Q: How long do the sleep cycles last?
A: NREM and REM stages of sleep alternate throughout the night in a circadian rhythm. In adults, the average duration of the first sleep cycle of the night is 70–100 minutes and later cycles last about 90–120 minutes. Slow wave sleep is dominant in the first third of the night and REM sleep is dominant in the last third. This is why we generally wake up from a dream or just after a dream in the morning.
Q: What determines how much sleep I get?
A: The amount of NREM sleep depends on the initiation of sleep, how long you have been awake, and the duration of sleep. The amount of REM sleep is linked to the body clock and to circadian changes in body temperature. The length of NREM and REM sleep also change with age.

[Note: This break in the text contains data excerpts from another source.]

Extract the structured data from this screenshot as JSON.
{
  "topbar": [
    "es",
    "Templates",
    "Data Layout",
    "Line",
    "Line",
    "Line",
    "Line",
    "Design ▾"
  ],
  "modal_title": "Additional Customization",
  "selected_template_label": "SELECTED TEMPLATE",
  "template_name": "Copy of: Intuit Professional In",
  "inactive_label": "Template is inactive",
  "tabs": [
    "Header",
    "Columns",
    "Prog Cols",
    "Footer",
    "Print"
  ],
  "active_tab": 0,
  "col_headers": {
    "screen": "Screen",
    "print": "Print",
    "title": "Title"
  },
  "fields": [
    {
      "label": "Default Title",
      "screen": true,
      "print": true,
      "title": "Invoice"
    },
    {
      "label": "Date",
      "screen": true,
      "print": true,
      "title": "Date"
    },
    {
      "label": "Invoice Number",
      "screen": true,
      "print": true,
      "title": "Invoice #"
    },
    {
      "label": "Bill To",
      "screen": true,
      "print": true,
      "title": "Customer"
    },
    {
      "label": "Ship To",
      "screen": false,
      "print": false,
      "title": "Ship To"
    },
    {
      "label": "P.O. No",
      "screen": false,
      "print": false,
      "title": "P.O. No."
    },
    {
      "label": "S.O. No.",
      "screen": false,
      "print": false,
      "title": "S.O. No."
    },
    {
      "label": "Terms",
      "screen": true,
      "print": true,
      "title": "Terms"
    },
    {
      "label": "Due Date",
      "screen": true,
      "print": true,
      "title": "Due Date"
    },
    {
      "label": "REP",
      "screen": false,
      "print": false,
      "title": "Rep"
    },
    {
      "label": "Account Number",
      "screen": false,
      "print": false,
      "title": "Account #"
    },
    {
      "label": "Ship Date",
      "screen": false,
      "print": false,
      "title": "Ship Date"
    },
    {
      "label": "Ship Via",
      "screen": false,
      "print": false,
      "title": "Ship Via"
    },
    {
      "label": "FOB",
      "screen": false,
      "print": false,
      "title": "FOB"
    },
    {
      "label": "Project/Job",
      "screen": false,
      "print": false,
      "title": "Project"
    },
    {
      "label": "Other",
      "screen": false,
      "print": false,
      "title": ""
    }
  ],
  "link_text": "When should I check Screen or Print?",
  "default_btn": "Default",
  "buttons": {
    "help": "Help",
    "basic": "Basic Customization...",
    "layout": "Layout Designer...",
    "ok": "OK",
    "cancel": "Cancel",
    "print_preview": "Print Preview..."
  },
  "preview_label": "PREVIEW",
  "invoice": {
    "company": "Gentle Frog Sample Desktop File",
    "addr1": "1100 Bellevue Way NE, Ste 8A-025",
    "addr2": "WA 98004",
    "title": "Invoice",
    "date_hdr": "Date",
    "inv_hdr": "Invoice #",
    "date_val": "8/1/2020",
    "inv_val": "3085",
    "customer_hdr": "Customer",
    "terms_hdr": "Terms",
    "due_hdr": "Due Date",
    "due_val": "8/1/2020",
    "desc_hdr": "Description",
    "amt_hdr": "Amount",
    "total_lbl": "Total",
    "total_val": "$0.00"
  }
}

Q: What happens during slow wave sleep?
A: During slow wave sleep, there is an increased secretion of growth hormone with about 70 percent of this hormone being produced during this stage. Slow wave sleep occurs in greater amounts during phases of growth (childhood into early adulthood), pregnancy, and breast-feeding (because of increased levels of the hormone prolactin) and also during illness and states of general inflammation (due to increased amounts of inflammatory molecules called cytokines). As slow wave sleep decreases with age, the amount of growth hormone secreted also declines. As our levels of growth hormone decline, there is an increase in our tendency to put on fat tissue, lose muscle mass and strength, and lose our capacity for vigorous exercise.
Q: Does the time I go to sleep make a difference to the type of sleep I have?
A: If you regularly go to sleep late and wake up late–for example, 3–11am–the proportion and cycling of REM and NREM sleep will be normal. However, if you are sleep-deprived, both REM and NREM sleep are increased.
Q: What are sleep starts?
A: On falling asleep, many people can experience a sudden jerking movement of the body that they find uncomfortable. This sensation can be associated with vivid imagery, such as a sensation of falling. This is an entirely normal phenomenon. It is called hypnic myoclonia, or sleep starts. Sleep starts can increase in frequency or intensity in times of stress or with irregular sleep-wake schedules. It is generally thought that sleep starts occur because we enter sleep through REM sleep, which is what happens in infancy.